Ty Moore singles on a bunt ground ball to pitcher Ian McKinney. Kevin Newman to 2nd.
With Logan Hill batting, wild pitch by Ian McKinney, Kevin Newman to 3rd. Ty Moore to 2nd.
Logan Hill singles on a line drive to right fielder Orlando Olivera. Kevin Newman scores. Ty Moore scores.
Daniel Arribas singles on a bunt ground ball to pitcher Ian McKinney. Logan Hill to 2nd.
Albert Baur out on a sacrifice bunt, third baseman Cole Lankford to first baseman Casey Grayson. Logan Hill to 3rd. Daniel Arribas to 2nd.
Mitchell Tolman strikes out swinging.
Chris Harvey reaches on a throwing error by shortstop Leobaldo Pina. Logan Hill scores. Daniel Arribas scores.
Kevin Kramer strikes out swinging.
I believe Logan Hill also attempted a bunt before he singled. It was ridiculous. Guys like Hill and Baur might have only outside shots at getting to the big leagues, but if they do, it won't be as scrappy second basemen trying to bunt the leadoff hitter over. They're both big dudes whose futures will be determined by their hitting. The same is probably true to a lesser degree for guys like Moore and Arribas. So it's hard to see what purpose all this bunting serves. The plate appearances these guys get are their opportunities to improve as hitters, and I'm not sure they should be consistently using them to generate cheap offense with a tactic that isn't that effective against big-league infields.
I also saw Newman and Kramer attempt bunts on Thursday, and both got behind in counts as a result. Maybe there's more of a justification for middle infielders like Newman (who does appear to have good speed, from what I saw) and Kramer working on bunting in games, but these guys are also really still trying to adjust to the pros and get their hitting on track. Maybe their bunting is intended to boost their confidence. I'm not sure. Anyway, after Wednesday's game, Black Bears manager Wyatt Toregas (yes, that Wyatt Toregas) said to expect the team to continue bunting.
-P- What's going on with the Black Bears offensively is striking -- of the regulars or semi-regulars, Hill, Moore and Arribas are all hitting well or pretty well, and then no one else is really doing much at all. Obviously, most of these guys are recent draftees, and if there's ever a time when you're going to give a baseball player a mulligan, it's the first month of his pro career. But it's been unfortunate to see early-round picks like Newman, Kramer, Hughston and 11th-rounder Christian Kelley all struggle.

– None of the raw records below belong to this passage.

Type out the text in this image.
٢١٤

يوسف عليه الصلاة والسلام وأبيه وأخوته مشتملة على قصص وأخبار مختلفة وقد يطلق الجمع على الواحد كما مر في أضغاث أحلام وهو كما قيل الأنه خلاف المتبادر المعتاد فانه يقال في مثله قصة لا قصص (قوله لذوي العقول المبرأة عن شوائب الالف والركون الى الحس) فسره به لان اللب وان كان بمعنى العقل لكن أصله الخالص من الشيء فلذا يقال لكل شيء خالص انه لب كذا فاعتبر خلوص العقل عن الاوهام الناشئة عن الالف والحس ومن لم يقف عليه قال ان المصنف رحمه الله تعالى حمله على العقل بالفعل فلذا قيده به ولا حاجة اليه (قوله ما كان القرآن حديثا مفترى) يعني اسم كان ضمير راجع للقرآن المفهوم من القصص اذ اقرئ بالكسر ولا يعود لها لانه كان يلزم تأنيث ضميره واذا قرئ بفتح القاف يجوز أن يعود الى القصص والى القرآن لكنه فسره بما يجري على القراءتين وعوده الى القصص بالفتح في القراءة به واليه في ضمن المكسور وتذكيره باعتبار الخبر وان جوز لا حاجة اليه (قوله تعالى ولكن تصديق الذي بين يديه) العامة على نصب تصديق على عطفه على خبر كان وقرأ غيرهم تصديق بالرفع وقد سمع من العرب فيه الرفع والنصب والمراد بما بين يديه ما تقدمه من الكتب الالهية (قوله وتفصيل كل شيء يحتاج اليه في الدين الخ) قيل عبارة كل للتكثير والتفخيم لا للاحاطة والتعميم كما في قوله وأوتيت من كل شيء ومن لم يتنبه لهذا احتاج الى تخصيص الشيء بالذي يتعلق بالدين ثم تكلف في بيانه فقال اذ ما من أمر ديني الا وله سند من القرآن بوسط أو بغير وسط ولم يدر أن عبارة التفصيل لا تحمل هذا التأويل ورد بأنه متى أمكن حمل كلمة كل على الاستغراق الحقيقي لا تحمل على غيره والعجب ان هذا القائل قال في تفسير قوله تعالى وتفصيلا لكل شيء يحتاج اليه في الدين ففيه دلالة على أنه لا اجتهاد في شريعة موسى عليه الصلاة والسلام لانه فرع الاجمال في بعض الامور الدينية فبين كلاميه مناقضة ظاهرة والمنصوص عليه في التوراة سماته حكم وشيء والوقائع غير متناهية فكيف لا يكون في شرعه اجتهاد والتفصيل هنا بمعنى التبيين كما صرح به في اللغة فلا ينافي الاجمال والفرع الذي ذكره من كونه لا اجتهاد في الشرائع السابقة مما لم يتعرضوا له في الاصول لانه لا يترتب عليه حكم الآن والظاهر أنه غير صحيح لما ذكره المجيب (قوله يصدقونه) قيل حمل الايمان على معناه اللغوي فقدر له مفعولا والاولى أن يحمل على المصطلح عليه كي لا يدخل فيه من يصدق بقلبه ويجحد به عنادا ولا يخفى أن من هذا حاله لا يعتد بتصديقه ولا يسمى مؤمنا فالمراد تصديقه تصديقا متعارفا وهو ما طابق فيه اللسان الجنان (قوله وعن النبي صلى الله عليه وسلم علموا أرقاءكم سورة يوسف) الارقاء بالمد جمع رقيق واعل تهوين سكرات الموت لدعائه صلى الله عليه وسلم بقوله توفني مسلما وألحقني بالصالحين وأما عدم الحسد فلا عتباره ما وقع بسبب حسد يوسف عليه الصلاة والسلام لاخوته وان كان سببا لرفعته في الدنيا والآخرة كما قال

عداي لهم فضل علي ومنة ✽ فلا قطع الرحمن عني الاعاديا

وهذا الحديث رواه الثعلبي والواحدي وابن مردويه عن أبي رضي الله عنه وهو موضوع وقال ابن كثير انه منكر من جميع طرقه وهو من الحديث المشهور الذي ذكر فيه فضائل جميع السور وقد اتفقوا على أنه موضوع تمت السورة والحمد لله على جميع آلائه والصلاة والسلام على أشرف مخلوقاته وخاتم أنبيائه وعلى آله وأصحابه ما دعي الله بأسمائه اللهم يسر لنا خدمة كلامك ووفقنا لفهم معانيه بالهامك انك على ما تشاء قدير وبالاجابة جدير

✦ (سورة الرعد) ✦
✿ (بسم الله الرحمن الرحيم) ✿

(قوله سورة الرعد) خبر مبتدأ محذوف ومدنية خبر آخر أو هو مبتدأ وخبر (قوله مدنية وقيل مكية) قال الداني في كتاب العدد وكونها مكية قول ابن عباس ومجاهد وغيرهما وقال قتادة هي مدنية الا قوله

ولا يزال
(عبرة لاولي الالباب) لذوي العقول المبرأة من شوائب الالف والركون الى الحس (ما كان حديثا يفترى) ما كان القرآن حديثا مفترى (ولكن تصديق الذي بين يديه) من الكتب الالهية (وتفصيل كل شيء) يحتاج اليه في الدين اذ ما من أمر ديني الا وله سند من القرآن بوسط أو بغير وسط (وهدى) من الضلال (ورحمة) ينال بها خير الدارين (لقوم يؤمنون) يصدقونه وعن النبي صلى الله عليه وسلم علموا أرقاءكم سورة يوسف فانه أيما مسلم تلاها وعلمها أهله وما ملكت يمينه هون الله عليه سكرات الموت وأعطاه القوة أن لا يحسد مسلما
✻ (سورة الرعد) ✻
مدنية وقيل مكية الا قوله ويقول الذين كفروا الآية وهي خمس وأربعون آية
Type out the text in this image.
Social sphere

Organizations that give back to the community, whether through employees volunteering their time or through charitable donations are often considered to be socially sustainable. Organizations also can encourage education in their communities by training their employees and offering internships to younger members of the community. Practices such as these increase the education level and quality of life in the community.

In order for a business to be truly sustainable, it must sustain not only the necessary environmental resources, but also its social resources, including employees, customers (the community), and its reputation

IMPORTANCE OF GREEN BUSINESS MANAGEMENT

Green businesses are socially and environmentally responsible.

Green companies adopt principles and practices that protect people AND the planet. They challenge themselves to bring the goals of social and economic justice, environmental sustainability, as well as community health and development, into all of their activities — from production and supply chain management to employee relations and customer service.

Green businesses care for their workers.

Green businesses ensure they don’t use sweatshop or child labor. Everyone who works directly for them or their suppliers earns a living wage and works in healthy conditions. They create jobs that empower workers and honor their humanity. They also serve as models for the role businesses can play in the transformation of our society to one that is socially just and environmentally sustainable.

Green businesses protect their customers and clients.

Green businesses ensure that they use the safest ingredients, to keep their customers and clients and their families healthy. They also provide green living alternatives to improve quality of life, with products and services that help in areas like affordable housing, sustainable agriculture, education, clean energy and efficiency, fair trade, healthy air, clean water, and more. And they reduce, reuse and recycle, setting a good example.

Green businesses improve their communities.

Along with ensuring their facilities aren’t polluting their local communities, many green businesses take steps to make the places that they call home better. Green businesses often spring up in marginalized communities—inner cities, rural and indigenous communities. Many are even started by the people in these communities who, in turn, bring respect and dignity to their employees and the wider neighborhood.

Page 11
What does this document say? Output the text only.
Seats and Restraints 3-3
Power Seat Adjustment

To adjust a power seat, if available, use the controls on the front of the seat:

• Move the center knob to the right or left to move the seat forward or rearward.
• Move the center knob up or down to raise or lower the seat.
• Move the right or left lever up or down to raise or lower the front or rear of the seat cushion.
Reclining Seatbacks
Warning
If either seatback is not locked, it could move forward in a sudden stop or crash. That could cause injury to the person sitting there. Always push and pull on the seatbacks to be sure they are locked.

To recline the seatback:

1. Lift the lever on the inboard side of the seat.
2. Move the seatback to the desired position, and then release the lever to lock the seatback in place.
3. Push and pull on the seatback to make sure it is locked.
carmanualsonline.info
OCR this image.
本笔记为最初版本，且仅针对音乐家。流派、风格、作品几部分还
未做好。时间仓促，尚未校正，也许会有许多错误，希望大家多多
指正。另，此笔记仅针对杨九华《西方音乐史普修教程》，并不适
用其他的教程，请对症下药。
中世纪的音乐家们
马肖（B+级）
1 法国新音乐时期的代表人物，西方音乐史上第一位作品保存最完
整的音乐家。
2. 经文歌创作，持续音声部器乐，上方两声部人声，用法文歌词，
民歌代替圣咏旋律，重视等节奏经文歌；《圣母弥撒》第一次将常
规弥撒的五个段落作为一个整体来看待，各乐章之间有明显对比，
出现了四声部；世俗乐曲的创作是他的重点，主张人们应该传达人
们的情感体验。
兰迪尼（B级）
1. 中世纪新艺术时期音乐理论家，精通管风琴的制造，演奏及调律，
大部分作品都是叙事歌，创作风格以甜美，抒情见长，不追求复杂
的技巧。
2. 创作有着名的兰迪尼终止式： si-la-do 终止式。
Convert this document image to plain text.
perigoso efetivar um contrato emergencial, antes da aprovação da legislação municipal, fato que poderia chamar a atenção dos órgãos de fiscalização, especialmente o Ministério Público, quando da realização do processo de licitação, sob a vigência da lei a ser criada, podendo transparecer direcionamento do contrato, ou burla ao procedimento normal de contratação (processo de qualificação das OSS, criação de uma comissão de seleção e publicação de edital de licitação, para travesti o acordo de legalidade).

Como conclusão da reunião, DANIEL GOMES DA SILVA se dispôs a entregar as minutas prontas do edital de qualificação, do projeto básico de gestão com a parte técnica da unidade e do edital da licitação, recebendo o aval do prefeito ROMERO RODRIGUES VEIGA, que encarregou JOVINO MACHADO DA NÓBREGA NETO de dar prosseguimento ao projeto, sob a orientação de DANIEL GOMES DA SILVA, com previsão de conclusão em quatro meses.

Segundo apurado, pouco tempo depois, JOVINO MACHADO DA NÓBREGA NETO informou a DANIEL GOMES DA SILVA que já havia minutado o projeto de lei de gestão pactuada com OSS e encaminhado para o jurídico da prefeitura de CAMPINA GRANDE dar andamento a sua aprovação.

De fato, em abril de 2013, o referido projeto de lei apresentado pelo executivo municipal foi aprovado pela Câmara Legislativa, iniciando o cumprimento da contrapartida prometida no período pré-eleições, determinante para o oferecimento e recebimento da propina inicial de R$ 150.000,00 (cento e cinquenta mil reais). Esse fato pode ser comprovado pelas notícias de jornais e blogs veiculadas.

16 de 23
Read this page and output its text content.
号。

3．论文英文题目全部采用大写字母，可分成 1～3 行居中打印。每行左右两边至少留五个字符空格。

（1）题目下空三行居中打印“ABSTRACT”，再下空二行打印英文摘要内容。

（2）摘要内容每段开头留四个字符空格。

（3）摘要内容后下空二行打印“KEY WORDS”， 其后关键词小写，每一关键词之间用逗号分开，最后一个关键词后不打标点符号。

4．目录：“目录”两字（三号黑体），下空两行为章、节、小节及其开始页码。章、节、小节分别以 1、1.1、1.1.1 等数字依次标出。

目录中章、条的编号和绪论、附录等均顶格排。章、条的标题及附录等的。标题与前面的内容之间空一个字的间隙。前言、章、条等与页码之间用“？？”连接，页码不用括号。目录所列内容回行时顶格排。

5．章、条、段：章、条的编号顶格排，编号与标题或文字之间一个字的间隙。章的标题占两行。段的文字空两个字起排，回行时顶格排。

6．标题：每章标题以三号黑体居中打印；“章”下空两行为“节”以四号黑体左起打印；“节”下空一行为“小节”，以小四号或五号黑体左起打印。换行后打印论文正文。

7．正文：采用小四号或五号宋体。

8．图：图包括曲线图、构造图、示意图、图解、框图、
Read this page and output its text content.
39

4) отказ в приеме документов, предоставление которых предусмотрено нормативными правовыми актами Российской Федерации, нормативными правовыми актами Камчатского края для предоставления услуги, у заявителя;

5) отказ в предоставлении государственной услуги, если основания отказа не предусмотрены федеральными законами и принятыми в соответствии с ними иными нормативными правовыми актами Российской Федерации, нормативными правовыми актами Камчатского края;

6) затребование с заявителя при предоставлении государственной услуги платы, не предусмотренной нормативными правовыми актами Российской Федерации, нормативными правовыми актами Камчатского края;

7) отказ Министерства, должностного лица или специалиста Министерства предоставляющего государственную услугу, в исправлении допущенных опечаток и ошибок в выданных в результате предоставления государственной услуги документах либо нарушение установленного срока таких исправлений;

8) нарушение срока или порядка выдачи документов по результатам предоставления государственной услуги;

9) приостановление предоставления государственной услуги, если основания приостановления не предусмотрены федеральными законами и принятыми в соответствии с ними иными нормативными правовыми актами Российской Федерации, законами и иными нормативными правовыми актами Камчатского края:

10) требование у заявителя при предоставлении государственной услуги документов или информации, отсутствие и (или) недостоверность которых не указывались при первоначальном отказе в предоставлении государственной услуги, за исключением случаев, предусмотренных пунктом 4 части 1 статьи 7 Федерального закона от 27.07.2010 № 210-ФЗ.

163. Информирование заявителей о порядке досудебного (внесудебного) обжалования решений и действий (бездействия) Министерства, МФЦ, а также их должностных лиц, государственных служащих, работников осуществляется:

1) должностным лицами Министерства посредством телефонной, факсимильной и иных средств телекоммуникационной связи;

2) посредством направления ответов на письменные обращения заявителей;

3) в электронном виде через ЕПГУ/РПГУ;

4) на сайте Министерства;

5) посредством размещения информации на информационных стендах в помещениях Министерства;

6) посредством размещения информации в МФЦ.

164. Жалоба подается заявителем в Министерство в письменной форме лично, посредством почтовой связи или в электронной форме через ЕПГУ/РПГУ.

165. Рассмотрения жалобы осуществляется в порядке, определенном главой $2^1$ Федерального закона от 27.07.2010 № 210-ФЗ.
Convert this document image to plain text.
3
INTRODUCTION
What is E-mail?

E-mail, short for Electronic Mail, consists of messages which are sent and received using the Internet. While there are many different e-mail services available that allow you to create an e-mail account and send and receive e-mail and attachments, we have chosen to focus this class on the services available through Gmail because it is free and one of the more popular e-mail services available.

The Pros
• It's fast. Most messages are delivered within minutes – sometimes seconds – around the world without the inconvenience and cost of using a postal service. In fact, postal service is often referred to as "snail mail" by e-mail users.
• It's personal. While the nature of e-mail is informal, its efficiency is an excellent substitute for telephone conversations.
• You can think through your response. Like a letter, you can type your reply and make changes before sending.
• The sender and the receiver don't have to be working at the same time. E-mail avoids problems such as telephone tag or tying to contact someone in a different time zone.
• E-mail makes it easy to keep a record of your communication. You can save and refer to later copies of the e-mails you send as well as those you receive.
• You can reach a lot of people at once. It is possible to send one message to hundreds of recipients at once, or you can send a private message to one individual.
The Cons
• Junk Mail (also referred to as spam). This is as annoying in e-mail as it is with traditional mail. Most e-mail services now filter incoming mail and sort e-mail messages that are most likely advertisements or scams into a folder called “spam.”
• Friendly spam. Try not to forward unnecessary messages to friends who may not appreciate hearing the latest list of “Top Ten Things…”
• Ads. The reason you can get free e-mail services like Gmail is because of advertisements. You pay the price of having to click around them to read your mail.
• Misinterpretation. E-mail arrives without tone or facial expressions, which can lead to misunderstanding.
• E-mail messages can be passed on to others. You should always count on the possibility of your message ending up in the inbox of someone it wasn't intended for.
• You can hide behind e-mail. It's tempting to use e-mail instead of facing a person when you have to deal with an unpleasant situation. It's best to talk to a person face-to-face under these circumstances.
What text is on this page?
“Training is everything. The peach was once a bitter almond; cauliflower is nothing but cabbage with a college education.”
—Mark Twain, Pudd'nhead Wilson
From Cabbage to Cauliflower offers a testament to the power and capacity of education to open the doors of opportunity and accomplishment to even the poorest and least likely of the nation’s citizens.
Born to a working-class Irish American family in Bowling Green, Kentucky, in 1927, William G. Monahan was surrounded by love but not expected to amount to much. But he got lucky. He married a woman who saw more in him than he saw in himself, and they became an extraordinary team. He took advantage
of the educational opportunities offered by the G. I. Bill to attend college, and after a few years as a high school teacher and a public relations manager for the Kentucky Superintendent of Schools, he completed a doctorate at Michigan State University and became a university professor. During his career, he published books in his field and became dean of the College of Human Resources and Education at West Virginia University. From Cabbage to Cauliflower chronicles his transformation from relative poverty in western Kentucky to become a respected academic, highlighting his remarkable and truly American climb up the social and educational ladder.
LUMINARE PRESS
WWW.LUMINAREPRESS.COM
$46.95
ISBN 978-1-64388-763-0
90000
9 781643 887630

-P- The Pirates don't seem to think outfielder Alexis Bastardo is a prospect, and he doesn't really look, physically, like a potential big-leaguer in the way many of his teammates do. He's only 21, though, and has a .410 OBP so far in his minor-league career. If he keeps proving he can hit, there will be plenty of time for the Pirates to find further opportunities for him.